CompoSuite: A Compositional Reinforcement Learning Benchmark
This provides a new benchmark for evaluating compositional generalization in reinforcement learning, addressing a key challenge in scaling to diverse problems, though it is incremental as it builds on existing multi-task RL frameworks.
The authors introduced CompoSuite, a simulated robotic manipulation benchmark for compositional multi-task reinforcement learning, which generates hundreds of tasks by varying robot, object, objective, and obstacle elements, and they benchmarked existing algorithms to expose their shortcomings in compositional generalization.

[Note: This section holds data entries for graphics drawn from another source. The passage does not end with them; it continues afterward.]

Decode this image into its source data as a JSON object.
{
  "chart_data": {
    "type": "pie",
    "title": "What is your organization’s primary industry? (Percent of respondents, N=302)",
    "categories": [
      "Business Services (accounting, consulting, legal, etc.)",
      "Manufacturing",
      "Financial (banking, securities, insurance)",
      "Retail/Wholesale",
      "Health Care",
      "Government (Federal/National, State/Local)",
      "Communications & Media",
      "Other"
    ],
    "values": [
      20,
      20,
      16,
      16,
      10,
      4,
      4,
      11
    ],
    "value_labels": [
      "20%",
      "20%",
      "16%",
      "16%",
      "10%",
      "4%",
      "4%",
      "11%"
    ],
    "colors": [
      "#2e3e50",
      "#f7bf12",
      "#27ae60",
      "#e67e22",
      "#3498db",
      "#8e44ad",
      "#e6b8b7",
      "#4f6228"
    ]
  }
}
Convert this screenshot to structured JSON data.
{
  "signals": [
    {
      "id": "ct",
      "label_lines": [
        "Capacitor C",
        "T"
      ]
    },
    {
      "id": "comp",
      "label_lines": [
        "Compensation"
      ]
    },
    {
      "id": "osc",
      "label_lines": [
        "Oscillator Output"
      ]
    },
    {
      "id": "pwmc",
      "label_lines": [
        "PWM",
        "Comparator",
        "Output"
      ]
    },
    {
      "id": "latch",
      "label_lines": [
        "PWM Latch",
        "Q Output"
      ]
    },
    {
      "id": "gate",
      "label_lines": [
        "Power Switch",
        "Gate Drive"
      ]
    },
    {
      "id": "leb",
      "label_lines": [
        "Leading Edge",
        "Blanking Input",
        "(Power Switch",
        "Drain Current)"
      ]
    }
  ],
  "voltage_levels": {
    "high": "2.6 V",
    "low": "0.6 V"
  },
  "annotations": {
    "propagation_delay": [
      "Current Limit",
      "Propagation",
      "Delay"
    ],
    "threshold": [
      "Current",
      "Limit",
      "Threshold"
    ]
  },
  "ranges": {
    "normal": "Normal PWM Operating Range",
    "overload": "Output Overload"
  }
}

We present CompoSuite, an open-source simulated robotic manipulation benchmark for compositional multi-task reinforcement learning (RL). Each CompoSuite task requires a particular robot arm to manipulate one individual object to achieve a task objective while avoiding an obstacle. This compositional definition of the tasks endows CompoSuite with two remarkable properties. First, varying the robot/object/objective/obstacle elements leads to hundreds of RL tasks, each of which requires a meaningfully different behavior. Second, RL approaches can be evaluated specifically for their ability to learn the compositional structure of the tasks. This latter capability to functionally decompose problems would enable intelligent agents to identify and exploit commonalities between learning tasks to handle large varieties of highly diverse problems. We benchmark existing single-task, multi-task, and compositional learning algorithms on various training settings, and assess their capability to compositionally generalize to unseen tasks. Our evaluation exposes the shortcomings of existing RL approaches with respect to compositionality and opens new avenues for investigation.